Глава 1 Вергилия XIV, год 998 от Сотворения мира

Как-то так получилось, что при небесном раскладе эльфам достались жестокость и коварство, оркам – ярость и самоуверенность, а людям – житейская хитрость и изворотливость. Тем и живем.

– Изгой, вставай! – кто-то негрубо, но довольно ощутимо тряхнул меня за плечо.

Обычно я не позволяю себе такой роскоши – безмятежно спать. Профессия не та. Но вчера ночью я так вымотался, что потерял всякую осторожность и заснул, даже не поставив перед дверью в логово пары-тройки ловушек.

Но это был всего лишь Эль – мой напарник и побратим. Я широко зевнул и сладко потянулся. Приняв сидячее положение, я окинул взглядом наше более чем скромное жилище – обшарпанные стены, старую мебель и грязное окно, затянутое мутным, почти не пропускающим света пузырем дохо-жабы. Обычная комната обычного дома Приграничного района – обиталища бедняков и не шибко ладящего с законом люда.
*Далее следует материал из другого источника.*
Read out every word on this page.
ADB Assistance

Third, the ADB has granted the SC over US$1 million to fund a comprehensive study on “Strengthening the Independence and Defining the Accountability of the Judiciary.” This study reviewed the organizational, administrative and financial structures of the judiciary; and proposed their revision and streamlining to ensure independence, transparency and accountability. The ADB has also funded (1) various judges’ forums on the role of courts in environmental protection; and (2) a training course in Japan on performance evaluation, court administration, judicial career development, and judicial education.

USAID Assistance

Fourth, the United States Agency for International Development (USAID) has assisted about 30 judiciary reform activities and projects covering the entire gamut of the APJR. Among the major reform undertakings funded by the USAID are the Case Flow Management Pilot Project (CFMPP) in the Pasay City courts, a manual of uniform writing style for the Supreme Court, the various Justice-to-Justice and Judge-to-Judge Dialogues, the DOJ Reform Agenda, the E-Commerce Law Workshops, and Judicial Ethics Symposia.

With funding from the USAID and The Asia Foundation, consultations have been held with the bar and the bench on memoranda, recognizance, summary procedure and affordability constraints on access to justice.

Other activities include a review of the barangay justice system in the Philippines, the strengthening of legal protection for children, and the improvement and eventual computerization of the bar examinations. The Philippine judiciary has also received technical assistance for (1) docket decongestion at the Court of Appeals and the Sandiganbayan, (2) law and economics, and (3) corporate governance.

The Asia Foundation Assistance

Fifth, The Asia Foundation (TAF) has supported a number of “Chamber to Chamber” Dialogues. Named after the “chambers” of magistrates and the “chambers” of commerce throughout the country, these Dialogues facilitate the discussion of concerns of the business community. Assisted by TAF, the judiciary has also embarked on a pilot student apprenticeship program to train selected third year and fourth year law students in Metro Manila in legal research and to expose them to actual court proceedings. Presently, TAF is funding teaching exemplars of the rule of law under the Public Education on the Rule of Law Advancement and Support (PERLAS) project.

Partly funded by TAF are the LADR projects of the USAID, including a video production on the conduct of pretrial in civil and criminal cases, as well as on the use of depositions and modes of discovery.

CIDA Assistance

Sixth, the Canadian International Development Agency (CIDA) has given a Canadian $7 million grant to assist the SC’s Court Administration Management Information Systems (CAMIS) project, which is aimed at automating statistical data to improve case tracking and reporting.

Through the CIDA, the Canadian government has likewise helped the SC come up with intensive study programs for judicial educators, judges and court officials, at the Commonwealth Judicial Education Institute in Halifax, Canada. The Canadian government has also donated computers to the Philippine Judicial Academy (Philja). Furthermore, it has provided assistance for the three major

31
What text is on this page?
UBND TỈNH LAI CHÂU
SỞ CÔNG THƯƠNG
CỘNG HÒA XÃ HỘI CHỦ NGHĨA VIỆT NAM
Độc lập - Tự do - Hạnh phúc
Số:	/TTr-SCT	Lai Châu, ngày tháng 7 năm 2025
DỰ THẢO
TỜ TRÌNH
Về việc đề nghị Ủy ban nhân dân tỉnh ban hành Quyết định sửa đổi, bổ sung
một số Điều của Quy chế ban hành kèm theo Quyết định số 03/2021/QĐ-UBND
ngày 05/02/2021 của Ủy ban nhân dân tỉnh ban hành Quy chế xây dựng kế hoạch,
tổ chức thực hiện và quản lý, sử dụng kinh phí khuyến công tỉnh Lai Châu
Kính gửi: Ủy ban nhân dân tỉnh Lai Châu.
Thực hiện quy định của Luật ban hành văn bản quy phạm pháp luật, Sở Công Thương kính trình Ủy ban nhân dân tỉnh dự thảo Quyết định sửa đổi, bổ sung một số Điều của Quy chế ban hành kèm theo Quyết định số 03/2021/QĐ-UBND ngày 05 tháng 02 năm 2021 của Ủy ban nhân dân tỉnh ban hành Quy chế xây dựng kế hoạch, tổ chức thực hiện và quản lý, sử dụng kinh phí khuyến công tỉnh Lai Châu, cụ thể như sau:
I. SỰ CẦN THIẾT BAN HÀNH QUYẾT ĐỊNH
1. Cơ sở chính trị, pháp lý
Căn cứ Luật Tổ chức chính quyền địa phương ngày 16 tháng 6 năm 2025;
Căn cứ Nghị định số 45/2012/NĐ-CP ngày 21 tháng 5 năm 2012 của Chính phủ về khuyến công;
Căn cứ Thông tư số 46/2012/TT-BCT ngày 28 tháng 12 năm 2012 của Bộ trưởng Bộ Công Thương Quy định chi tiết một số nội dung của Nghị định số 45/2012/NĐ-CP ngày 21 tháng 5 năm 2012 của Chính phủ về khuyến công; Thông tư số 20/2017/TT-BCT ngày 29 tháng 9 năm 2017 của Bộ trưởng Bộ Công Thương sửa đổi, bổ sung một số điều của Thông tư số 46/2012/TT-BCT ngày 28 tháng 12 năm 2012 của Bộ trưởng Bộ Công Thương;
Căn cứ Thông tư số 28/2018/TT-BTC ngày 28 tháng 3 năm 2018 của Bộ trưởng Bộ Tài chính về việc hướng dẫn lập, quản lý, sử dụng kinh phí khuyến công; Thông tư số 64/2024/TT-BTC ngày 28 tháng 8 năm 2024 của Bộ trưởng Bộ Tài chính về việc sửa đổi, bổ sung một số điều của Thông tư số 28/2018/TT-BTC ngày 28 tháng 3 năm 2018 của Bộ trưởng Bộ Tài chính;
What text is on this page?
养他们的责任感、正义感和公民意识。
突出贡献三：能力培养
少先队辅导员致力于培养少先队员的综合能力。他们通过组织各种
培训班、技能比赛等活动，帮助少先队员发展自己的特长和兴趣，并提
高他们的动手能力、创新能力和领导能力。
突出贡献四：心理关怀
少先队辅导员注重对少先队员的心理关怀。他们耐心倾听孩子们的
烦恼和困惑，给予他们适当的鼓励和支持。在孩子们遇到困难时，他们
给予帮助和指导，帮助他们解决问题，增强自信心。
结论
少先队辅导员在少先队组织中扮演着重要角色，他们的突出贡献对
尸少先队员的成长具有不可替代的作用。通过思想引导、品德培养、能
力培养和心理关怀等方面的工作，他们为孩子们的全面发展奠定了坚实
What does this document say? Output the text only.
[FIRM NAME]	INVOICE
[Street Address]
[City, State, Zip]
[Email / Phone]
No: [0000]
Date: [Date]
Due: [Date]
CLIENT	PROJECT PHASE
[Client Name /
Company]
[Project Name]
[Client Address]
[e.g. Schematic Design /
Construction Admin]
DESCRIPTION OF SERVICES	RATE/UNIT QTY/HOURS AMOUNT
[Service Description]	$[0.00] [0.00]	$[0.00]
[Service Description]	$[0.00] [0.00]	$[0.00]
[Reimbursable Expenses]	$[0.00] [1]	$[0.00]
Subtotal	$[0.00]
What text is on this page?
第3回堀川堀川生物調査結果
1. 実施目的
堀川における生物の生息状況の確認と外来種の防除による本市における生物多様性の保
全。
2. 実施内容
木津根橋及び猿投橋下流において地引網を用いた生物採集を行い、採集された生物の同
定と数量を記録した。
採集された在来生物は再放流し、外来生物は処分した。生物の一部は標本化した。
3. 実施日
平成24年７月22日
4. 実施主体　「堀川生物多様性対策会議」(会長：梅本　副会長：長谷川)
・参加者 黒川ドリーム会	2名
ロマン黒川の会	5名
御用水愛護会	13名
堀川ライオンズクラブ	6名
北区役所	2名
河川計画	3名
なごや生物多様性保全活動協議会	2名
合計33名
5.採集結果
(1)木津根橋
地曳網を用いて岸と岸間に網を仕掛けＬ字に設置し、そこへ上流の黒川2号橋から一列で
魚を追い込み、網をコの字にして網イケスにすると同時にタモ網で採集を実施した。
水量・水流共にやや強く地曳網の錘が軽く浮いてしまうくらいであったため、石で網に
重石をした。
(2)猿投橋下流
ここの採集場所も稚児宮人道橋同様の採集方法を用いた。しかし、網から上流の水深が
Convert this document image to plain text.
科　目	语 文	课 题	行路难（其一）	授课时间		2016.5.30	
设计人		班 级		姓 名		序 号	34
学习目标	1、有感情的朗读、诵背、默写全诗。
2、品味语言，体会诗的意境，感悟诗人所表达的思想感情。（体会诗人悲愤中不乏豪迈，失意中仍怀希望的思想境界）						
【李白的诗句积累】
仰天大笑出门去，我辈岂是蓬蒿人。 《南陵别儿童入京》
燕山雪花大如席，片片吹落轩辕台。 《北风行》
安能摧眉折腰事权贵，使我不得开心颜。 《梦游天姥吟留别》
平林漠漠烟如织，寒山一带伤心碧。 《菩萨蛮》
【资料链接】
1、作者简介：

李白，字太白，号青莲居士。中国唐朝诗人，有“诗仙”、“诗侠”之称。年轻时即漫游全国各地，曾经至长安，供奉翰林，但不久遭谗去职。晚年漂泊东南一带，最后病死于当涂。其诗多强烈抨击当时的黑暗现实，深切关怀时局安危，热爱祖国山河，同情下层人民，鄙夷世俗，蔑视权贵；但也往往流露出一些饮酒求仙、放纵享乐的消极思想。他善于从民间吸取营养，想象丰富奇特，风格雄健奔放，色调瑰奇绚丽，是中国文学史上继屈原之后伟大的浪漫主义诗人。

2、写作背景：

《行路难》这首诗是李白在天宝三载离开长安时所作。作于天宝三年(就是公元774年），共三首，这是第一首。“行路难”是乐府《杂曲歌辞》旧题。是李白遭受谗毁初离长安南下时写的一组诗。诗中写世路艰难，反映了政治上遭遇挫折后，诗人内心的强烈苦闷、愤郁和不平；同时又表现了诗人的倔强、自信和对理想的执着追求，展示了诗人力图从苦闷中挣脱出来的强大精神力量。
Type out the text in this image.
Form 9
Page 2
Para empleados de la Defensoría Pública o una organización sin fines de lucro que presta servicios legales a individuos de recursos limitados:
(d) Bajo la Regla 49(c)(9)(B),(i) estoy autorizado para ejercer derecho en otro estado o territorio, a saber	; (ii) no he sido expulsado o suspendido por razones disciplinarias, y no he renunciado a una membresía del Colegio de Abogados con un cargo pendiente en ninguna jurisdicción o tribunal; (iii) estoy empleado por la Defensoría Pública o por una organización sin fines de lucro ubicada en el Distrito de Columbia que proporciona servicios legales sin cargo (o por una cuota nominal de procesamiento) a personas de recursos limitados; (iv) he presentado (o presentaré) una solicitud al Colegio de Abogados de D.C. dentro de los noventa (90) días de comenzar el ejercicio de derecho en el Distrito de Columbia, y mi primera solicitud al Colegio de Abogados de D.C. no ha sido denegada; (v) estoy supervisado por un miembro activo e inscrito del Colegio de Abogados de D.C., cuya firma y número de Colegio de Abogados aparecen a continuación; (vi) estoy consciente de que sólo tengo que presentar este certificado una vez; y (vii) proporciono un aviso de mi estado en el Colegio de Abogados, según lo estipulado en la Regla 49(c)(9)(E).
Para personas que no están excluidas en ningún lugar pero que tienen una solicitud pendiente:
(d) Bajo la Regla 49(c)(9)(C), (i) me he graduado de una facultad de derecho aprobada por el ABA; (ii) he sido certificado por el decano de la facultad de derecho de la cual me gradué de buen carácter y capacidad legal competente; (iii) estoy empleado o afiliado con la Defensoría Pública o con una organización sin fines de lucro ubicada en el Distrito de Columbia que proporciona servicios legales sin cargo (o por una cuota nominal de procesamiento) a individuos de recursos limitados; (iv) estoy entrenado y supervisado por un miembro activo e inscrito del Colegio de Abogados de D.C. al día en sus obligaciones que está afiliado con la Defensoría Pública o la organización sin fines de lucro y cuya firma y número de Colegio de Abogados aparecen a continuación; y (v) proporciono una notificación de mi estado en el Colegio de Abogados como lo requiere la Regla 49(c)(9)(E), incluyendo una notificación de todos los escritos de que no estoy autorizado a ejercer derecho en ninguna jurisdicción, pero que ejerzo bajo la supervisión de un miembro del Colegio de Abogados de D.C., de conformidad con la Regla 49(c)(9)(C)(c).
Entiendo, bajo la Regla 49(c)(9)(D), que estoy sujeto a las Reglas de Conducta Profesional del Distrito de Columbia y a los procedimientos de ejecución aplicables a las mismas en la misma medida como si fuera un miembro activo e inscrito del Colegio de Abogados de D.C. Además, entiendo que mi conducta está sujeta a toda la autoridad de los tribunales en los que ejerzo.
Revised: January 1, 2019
Немного поблуждав, мой взгляд остановился на разбудившем меня человеке. Нет, не на человеке, а на эльфе. Просто за годы, проведенные вместе, я перестал обращать внимание на его необычный внешний вид.

Считается, что эльфы – красивая раса. Что ж, спорить не стану. Высокие, стройные, дети леса отличаются бледной, почти белой кожей, голубыми губами и небольшими рудиментарными радужными крылышками за спиной.

У эльфов-мужчин волосы черного цвета, а у эльфиек – белого. Нет, полагаю, самим детям леса вовсе не кажется, что цветовая гамма их волос столь уныло однообразна, но человеческий взгляд просто не в состоянии различить тончайшие оттенки черного и белого.

Не могли не привлечь к себе внимания и их глаза – удлиненные, чуть вытянутые к вискам, они были похожи на холодное, сиявшее всеми оттенками синего пламя: от жемчужно-серебристого до цвета ночного неба. Чем старше становился эльф, тем более блеклым и выцветшим выглядело это «пламя». Есть ли у эльфов радужка, зрачки и другая атрибутика человеческого глаза, я не знаю, но днем они видят намного лучше людей.

Однако самым примечательным у этой расы были зубы. На черном рынке и в среде коллекционеров редкостей небесно-голубые, похожие на камни неба зубы эльфов стоили огромных денег. Во времена Второй Великой войны[2] немало детей леса рассталось из-за них с жизнью.

Вообще-то после заключения Договора торговать эльфийскими зубками стало строжайше запрещено, но всегда находились те, кто готов был рискнуть жизнью ради немалого барыша.

Сами дети леса расставались со своими зубами с крайней неохотой. Лишиться даже одного зуба у них считалось величайшим позором, а если эльф терял их пять, он должен был совершить ритуальное самоубийство, чтобы смыть позор с себя и своего рода.

Кроме удивительной красоты эльфийские зубки обладали еще одним неоспоримым достоинством – необыкновенной твердостью и поразительной остротой. Прошедшие специальную магическую обработку, они толклись в пыль и смешивались с особым раствором. А потом этой смесью покрывались лезвия клинков. После застывания металл приобретал голубоватый блестящий отлив и превращался в вечную кромку – неразрушимый сплав, не нуждающийся в заточке и с одинаковой легкостью разрезающий как шелк, так и латника в полном боевом облачении.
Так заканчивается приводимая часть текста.